Hm, I suppose you could say that, since every real number t has that property (by definition of d(t,f(K))). But it's a weird thing to say, like saying that there's an integer that's also a real number.

there is a number k_m such that for any k contained in K, f(k_m) = inf{f(K) : k in K} and f(k_m) <= f(k).
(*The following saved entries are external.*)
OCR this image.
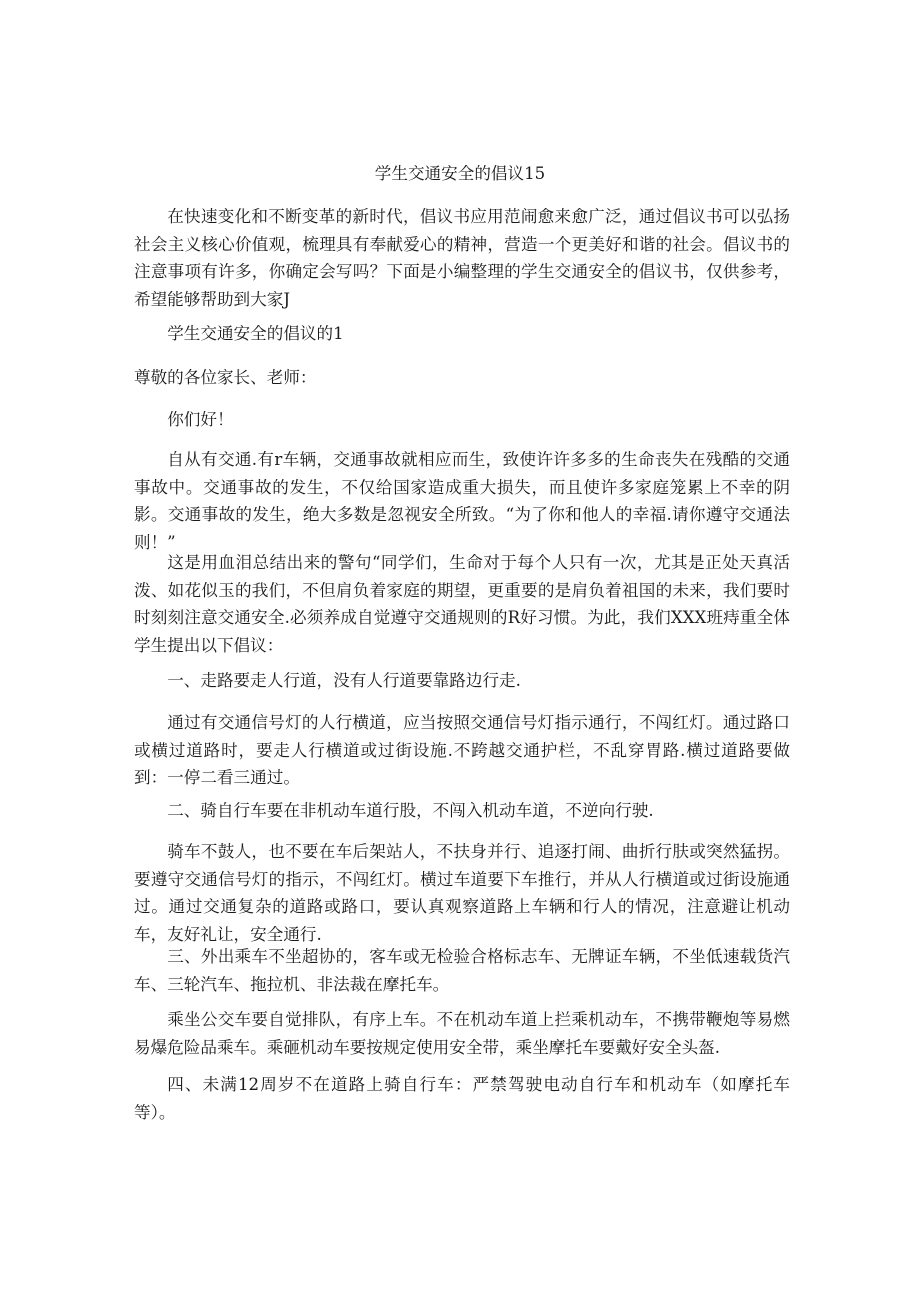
学生交通安全的倡议15

在快速变化和不断变革的新时代，倡议书应用范闹愈来愈广泛，通过倡议书可以弘扬社会主义核心价值观，梳理具有奉献爱心的精神，营造一个更美好和谐的社会。倡议书的注意事项有许多，你确定会写吗？下面是小编整理的学生交通安全的倡议书，仅供参考，希望能够帮助到大家J

学生交通安全的倡议的1

尊敬的各位家长、老师：

你们好！

自从有交通.有r车辆，交通事故就相应而生，致使许许多多的生命丧失在残酷的交通事故中。交通事故的发生，不仅给国家造成重大损失，而且使许多家庭笼累上不幸的阴影。交通事故的发生，绝大多数是忽视安全所致。“为了你和他人的幸福.请你遵守交通法则！”

这是用血泪总结出来的警句“同学们，生命对于每个人只有一次，尤其是正处天真活泼、如花似玉的我们，不但肩负着家庭的期望，更重要的是肩负着祖国的未来，我们要时时刻刻注意交通安全.必须养成自觉遵守交通规则的R好习惯。为此，我们XXX班痔重全体学生提出以下倡议：

一、走路要走人行道，没有人行道要靠路边行走.

通过有交通信号灯的人行横道，应当按照交通信号灯指示通行，不闯红灯。通过路口或横过道路时，要走人行横道或过街设施.不跨越交通护栏，不乱穿胃路.横过道路要做到：一停二看三通过。

二、骑自行车要在非机动车道行股，不闯入机动车道，不逆向行驶.

骑车不鼓人，也不要在车后架站人，不扶身并行、追逐打闹、曲折行肤或突然猛拐。要遵守交通信号灯的指示，不闯红灯。横过车道要下车推行，并从人行横道或过街设施通过。通过交通复杂的道路或路口，要认真观察道路上车辆和行人的情况，注意避让机动车，友好礼让，安全通行.

三、外出乘车不坐超协的，客车或无检验合格标志车、无牌证车辆，不坐低速载货汽车、三轮汽车、拖拉机、非法裁在摩托车。

乘坐公交车要自觉排队，有序上车。不在机动车道上拦乘机动车，不携带鞭炮等易燃易爆危险品乘车。乘砸机动车要按规定使用安全带，乘坐摩托车要戴好安全头盔.

四、未满12周岁不在道路上骑自行车：严禁驾驶电动自行车和机动车（如摩托车等）。
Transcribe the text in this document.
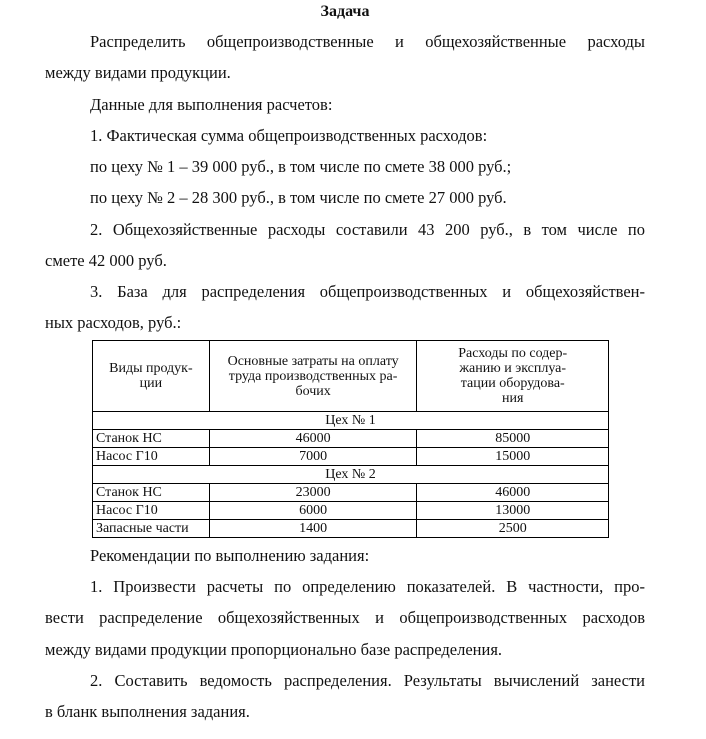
Задача
Распределить общепроизводственные и общехозяйственные расходы
между видами продукции.
Данные для выполнения расчетов:
1. Фактическая сумма общепроизводственных расходов:
по цеху № 1 – 39 000 руб., в том числе по смете 38 000 руб.;
по цеху № 2 – 28 300 руб., в том числе по смете 27 000 руб.
2. Общехозяйственные расходы составили 43 200 руб., в том числе по
смете 42 000 руб.
3. База для распределения общепроизводственных и общехозяйствен-
ных расходов, руб.:
Рекомендации по выполнению задания:
1. Произвести расчеты по определению показателей. В частности, про-
вести распределение общехозяйственных и общепроизводственных расходов
между видами продукции пропорционально базе распределения.
2. Составить ведомость распределения. Результаты вычислений занести
в бланк выполнения задания.
Виды продук-
ции	Основные затраты на оплату
труда производственных ра-
бочих	Расходы по содер-
жанию и эксплуа-
тации оборудова-
ния
Цех № 1		
Станок НС	46000	85000
Насос Г10	7000	15000
Цех № 2		
Станок НС	23000	46000
Насос Г10	6000	13000
Запасные части	1400	2500
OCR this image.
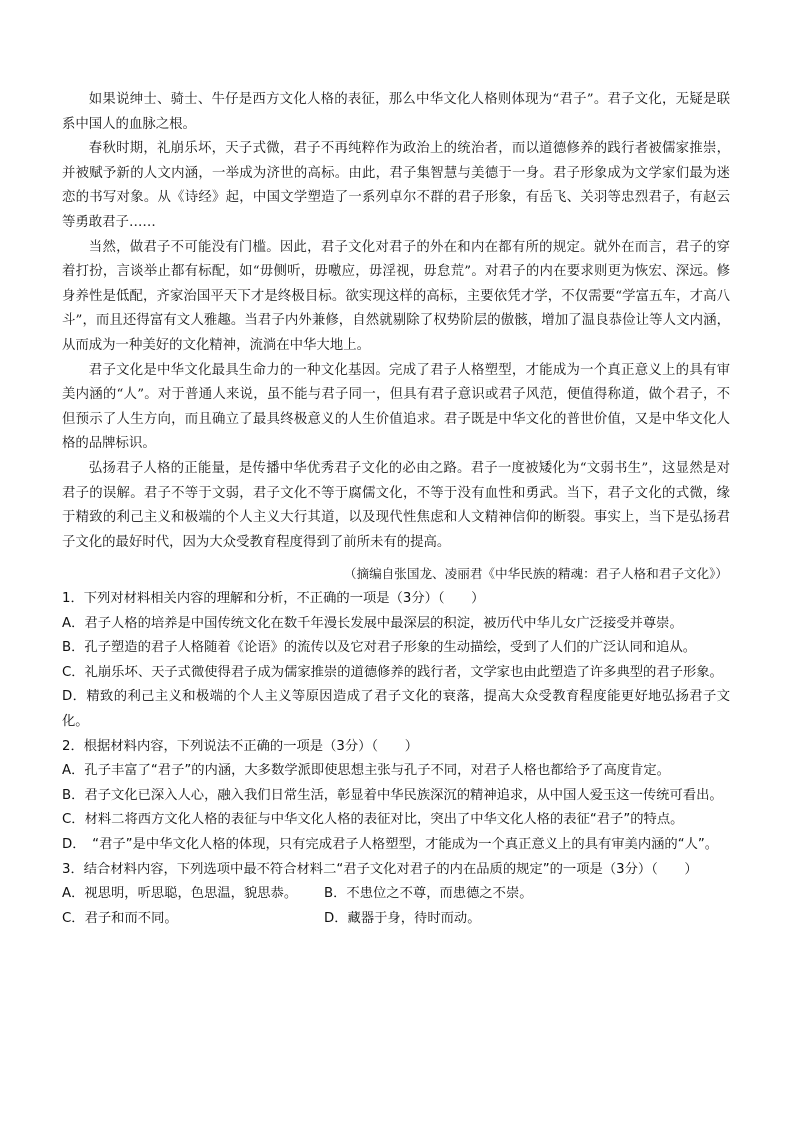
如果说绅士、骑士、牛仔是西方文化人格的表征，那么中华文化人格则体现为“君子”。君子文化，无疑是联系中国人的血脉之根。

春秋时期，礼崩乐坏，天子式微，君子不再纯粹作为政治上的统治者，而以道德修养的践行者被儒家推崇，并被赋予新的人文内涵，一举成为济世的高标。由此，君子集智慧与美德于一身。君子形象成为文学家们最为迷恋的书写对象。从《诗经》起，中国文学塑造了一系列卓尔不群的君子形象，有岳飞、关羽等忠烈君子，有赵云等勇敢君子……

当然，做君子不可能没有门槛。因此，君子文化对君子的外在和内在都有所的规定。就外在而言，君子的穿着打扮，言谈举止都有标配，如“毋侧听，毋噭应，毋淫视，毋怠荒”。对君子的内在要求则更为恢宏、深远。修身养性是低配，齐家治国平天下才是终极目标。欲实现这样的高标，主要依凭才学，不仅需要“学富五车，才高八斗”，而且还得富有文人雅趣。当君子内外兼修，自然就剔除了权势阶层的傲骸，增加了温良恭俭让等人文内涵，从而成为一种美好的文化精神，流淌在中华大地上。

君子文化是中华文化最具生命力的一种文化基因。完成了君子人格塑型，才能成为一个真正意义上的具有审美内涵的“人”。对于普通人来说，虽不能与君子同一，但具有君子意识或君子风范，便值得称道，做个君子，不但预示了人生方向，而且确立了最具终极意义的人生价值追求。君子既是中华文化的普世价值，又是中华文化人格的品牌标识。

弘扬君子人格的正能量，是传播中华优秀君子文化的必由之路。君子一度被矮化为“文弱书生”，这显然是对君子的误解。君子不等于文弱，君子文化不等于腐儒文化，不等于没有血性和勇武。当下，君子文化的式微，缘于精致的利己主义和极端的个人主义大行其道，以及现代性焦虑和人文精神信仰的断裂。事实上，当下是弘扬君子文化的最好时代，因为大众受教育程度得到了前所未有的提高。

（摘编自张国龙、凌丽君《中华民族的精魂：君子人格和君子文化》）

1．下列对材料相关内容的理解和分析，不正确的一项是（3分）（　　）

A．君子人格的培养是中国传统文化在数千年漫长发展中最深层的积淀，被历代中华儿女广泛接受并尊崇。

B．孔子塑造的君子人格随着《论语》的流传以及它对君子形象的生动描绘，受到了人们的广泛认同和追从。

C．礼崩乐坏、天子式微使得君子成为儒家推崇的道德修养的践行者，文学家也由此塑造了许多典型的君子形象。

D．精致的利己主义和极端的个人主义等原因造成了君子文化的衰落，提高大众受教育程度能更好地弘扬君子文化。

2．根据材料内容，下列说法不正确的一项是（3分）（　　）

A．孔子丰富了“君子”的内涵，大多数学派即使思想主张与孔子不同，对君子人格也都给予了高度肯定。

B．君子文化已深入人心，融入我们日常生活，彰显着中华民族深沉的精神追求，从中国人爱玉这一传统可看出。

C．材料二将西方文化人格的表征与中华文化人格的表征对比，突出了中华文化人格的表征“君子”的特点。

D．　“君子”是中华文化人格的体现，只有完成君子人格塑型，才能成为一个真正意义上的具有审美内涵的“人”。

3．结合材料内容，下列选项中最不符合材料二“君子文化对君子的内在品质的规定”的一项是（3分）（　　）

A．视思明，听思聪，色思温，貌思恭。	B．不患位之不尊，而患德之不崇。
C．君子和而不同。	D．藏器于身，待时而动。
This statement is flawed in several ways. You're saying that there's a $k_m\in\mathbb R$ such that for all $k\in K$, we have $f(k_m)=\inf\{f(K):k\in K\}$ and $f(k_m)\leq f(k)$. What is $\{f(K):k\in K\}$ supposed to mean? It should be "the set of all f(K) such that k is a member of K". That would be the set {f(K)}, i.e. the set that has f(K) as its only member. Maybe you meant $\{f(k')|k'\in K\}$. But this is just $f(K)$. Either way, the statement is of the form "there's a $k_m\in\mathbb R$ such that for all $k\in K$, we have $f(k_m)=$<something that that has nothing to do with K>". And I haven't even mentioned the biggest problem with that statement yet: $k_m$ isn't a member of the domain of f.

But, f(k_m) = d(t, f(K))...

All you have said about t so far is that it's a real number that has a property that all real numbers have. Since f(K)≠ℝ, it wouldn't be hard to find a t that's not at distance $f(k_m)$ from f(K)?

What you need to do is to figure out how to use the fact that f(K) is closed and bounded.